林道に出ると虻に集られたが、質・量ともに越後方面に比べたら大したことない(言う程集られた事はないですが、明らかに越後に比べたら弱いです)。

虫よけを使うとあっさり退散。越後とは虻の種類が違うのかもしれない。

 

キャンプしている方々と少しお話したが、今日は増水していてルアーがうまく使えず全然ダメだったとの事。

そういうもんですか。大蛇尾川、小蛇尾川、矢沢などを大プッシュされた。いや~マジ、今回男鹿を舐めていたので、また勉強しに来たいと思います。

 

帰りはすぐそこの幸乃湯温泉に立ち寄り。

入湯料500円は良心的だが、ロッカーはすべて100円返却無し方式。日帰り客の貴重品預かりも無し。基本料金安めで、オプションで稼ぐ戦略か。飲み物も高い。

合宿か何かで小・中学生が大量にいてすごい騒ぎだったこともあって、飯はスルー。風呂自体は打たせ湯の圧力がすごくて満足。

 

たまたま見つけた「スーパーいけがみ」にて惣菜を買って小腹を満たすことに。栃木らしく「いもフライ」を食べたかったが、なんと「焼きじゃがいもに味噌をつけたもの」が販売されており、「中島らもの<明るい相談室>まんまやんけ!」と笑ってしまった。

焼きジャガイモに味噌を付けて食べると死ぬ問題

味噌が甘くて美味かった。


【テクニカルコメント】

・靴は高巻きや登攀を考えるとゴム底がベターか。ただし前半~中盤はヌメリが多く、特に河原歩きの時に転けやすいが、そこは我慢。今回タワシを使ったのは1カ所だけだが、無かったら敗退だった。(まあ軍手でこすってもいいんですが)

・ザイルは50mを持参したが、30~40mで十分。

・ピトン大活躍。残置が無いので必須。

・カムはマスターカム0番~キャメロット0.75番まで持っていったが、小さめのは決まらなかった。キャメの0.5と0.75にだいぶ世話になった。

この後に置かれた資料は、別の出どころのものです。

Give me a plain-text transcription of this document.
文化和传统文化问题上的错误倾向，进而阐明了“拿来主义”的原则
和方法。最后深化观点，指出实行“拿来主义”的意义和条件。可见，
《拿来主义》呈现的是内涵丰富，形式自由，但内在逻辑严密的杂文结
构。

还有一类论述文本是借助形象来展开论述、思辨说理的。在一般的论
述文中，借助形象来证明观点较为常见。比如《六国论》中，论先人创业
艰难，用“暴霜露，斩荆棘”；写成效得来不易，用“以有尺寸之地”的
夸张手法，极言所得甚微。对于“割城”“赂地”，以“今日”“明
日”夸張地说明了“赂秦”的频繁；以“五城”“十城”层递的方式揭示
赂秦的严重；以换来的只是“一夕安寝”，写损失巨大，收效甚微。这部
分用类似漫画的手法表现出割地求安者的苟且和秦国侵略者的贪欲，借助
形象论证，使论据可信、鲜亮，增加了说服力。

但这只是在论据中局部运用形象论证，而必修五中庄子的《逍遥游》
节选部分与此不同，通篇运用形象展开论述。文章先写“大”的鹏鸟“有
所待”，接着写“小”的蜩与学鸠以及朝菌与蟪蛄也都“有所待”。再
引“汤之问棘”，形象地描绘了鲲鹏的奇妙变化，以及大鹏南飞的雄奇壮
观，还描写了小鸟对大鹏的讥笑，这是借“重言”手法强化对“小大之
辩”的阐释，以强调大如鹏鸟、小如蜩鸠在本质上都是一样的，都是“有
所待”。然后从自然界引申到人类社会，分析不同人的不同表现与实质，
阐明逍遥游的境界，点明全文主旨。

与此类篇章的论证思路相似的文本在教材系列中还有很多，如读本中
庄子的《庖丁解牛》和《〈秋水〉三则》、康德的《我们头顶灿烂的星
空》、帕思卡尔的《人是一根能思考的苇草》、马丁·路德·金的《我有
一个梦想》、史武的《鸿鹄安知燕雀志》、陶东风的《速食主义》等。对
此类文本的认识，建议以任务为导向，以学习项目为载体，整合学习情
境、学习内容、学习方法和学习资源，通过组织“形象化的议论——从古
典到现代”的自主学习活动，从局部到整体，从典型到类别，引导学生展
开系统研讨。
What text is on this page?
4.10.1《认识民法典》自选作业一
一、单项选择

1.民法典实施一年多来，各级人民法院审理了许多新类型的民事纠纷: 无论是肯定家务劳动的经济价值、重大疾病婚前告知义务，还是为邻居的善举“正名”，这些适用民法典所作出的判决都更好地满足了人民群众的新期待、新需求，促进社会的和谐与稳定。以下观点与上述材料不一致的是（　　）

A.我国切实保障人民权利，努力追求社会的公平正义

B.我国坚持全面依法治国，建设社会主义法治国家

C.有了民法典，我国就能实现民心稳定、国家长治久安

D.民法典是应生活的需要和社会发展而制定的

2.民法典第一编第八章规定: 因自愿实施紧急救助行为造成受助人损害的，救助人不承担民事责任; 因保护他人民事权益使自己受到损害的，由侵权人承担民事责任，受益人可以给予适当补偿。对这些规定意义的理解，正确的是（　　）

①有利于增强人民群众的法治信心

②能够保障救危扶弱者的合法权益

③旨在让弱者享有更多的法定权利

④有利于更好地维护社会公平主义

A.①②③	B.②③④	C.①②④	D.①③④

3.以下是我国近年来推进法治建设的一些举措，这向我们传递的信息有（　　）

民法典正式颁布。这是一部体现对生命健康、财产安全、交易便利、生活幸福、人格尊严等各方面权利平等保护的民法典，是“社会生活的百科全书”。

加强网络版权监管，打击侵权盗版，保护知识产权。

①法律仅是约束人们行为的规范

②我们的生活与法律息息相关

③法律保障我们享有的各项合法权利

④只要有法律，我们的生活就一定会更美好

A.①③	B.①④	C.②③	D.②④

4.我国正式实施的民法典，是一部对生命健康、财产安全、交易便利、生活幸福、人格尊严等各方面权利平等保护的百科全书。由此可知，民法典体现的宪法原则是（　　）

・登山体系によると、小屋ノ沢は簡単らしい。出合の滝より上の方に巡視路がつけられているはずなので、下降ルートとしても問題なさそう。ひろたさんの記録によると相当立派な橋が架かっているようなので見落とすことはなさそう。ただし、登山道から鉄塔の巡視路経由で降りれば3h前後なので、時間が押してしまい日没が迫っている場合は登山道経由が無難と思われる。暑いが。

・泳ぎはなく、標高も低いので寒さ対策はそこまで必要ない。我々は真夏日だったこともあって汗だくだった。ただしシャワーの中でのクライミングやビレイはあるので、基本的に薄着でいいが、状況に応じてパッとカッパを着込みたい。

・とにかく、「栃木の沢」と思っていると痛い目に遭う。日帰りとしては手強い。草付きが悪いので初心者は同行しない方が無難。取水堰堤までの遡行で「こんなものか」なんて思わない方がいい。大体、すぐそこが福島なのだ。「南会津の沢」と思っておけば油断もしないだろう。

・増水していなければここまでクライミングで苦労することはないと思われるが、大滝の高巻きやただっぴろい頂上付近などハマりポイントが複数あり、舐められない。

・意外にも虻がいた。数が少なく凶暴さも感じられないので、虫よけ1本持っていけば十分。